Thinking like this drives the wrong decisions.
If you are overly concerned about the dynamics of the survey, versus the purpose of your survey, your results will be harmed.
The first question is what is the minimum amount of data required to drive the outcome of the survey, and how can you best collect that.
If the minimum data set required from each returned survey is small, no problem, you won't need to worry about overwhelm, but you will still need to be deliberate about driving high completion rates through great survey design.
However, if the amount of data you need to collect from each person surveyed is substantial, then a long survey should not be avoided or turned into a series of shorter surveys, rather it should be designed with low cognitive load and high intrinsic motivation in mind.
In the survey invitation or the first page of the survey, it is best to set expectations up front. Be clear about the time required, privacy level, and the payoff to the individual.
"This workplace survey will take you less than five minutes to complete. Your answers will be combined anonymously with others and provided to management to create an action plan. Based upon your feedback, management expects to communicate the full survey results and action plan in November."

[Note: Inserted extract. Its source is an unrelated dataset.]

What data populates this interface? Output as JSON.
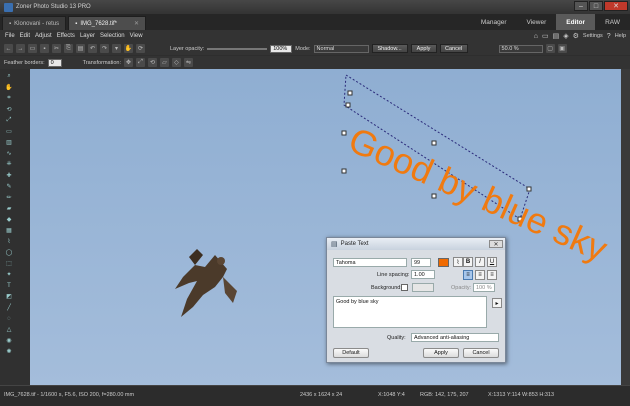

This type of survey invitation can work to overcome typical objections;
- that nothing will happen with the feedback,
- I don't have time,
- other people will do this, or
- reprisals for candour may occur
You should craft the introduction to combat the types of resistance you typically see from your survey audience, though the objections above are the minimum set to head off.
The Background Text control in our form designer is perfect for creating compelling survey introductions. It's a rich text editor so you can emphasise key points with formatting to suit your communication style.

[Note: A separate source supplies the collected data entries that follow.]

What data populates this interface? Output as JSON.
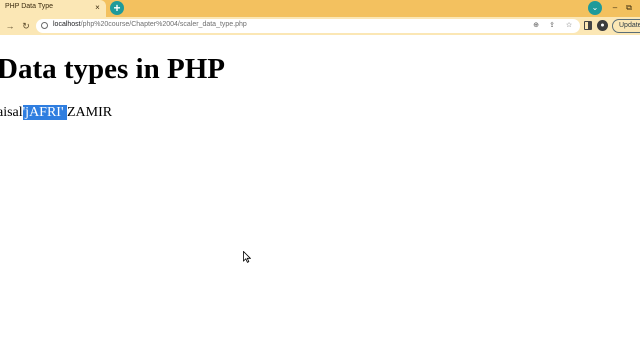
{
  "browser": {
    "tab": {
      "title": "PHP Data Type",
      "close_symbol": "×",
      "favicon": "page-icon"
    },
    "new_tab_symbol": "+",
    "tab_search_symbol": "⌄",
    "window_controls": {
      "minimize": "–",
      "maximize": "⧉"
    },
    "toolbar": {
      "forward_symbol": "→",
      "reload_symbol": "↻",
      "url_host": "localhost",
      "url_path": "/php%20course/Chapter%2004/scaler_data_type.php",
      "zoom_symbol": "⊕",
      "share_symbol": "⇪",
      "star_symbol": "☆",
      "profile_symbol": "●",
      "update_label": "Update"
    },
    "colors": {
      "tabstrip": "#f3c15f",
      "tab_active": "#fbe7b5",
      "accent": "#1f9a9a",
      "selection": "#2f7ee0"
    }
  },
  "page": {
    "heading": "Data types in PHP",
    "output": {
      "before": "aisal",
      "selected": "'jAFRI' ",
      "after": "ZAMIR"
    }
  }
}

Once we have the attention of the survey respondent we want to keep that attention for the entire duration of completing the survey form.
This means designing the survey to require as little mental energy as possible and avoiding cognitive overload.
Cognitive overload occurs when there are too many tasks to consider, or the difficulty of the tasks exceeds the capacity of the survey respondents working memory.
As a rough guide, working memory can hold between 5 and 9 items of information, so this is the limit of what one page of your survey should present to participants.
Questions on a page should all relate to one topic or theme, and the design of your survey questions should require the lowest possible effort to respond.
Use multiple-choice where this is possible, and small text areas (that expand if the response is verbose) versus large text area's inferring a detailed response is necessary.
The choice controls allow low effort in survey responses which still lead to rich data when aggregating all responses.
Mandatory and Optional information
We frequently see survey forms designed with loads of mandatory information which is a deterrent to many people.
Some people are guarded about the personal information they are willing to share, and mandating that they provide a lot of personal information will certainly reduce completion rates.
Make as little as possible of your survey information mandatory so that respondents can choose the degree to which they want to engage.
To keep attention on one topic your survey form is most likely going to need to run across multiple pages.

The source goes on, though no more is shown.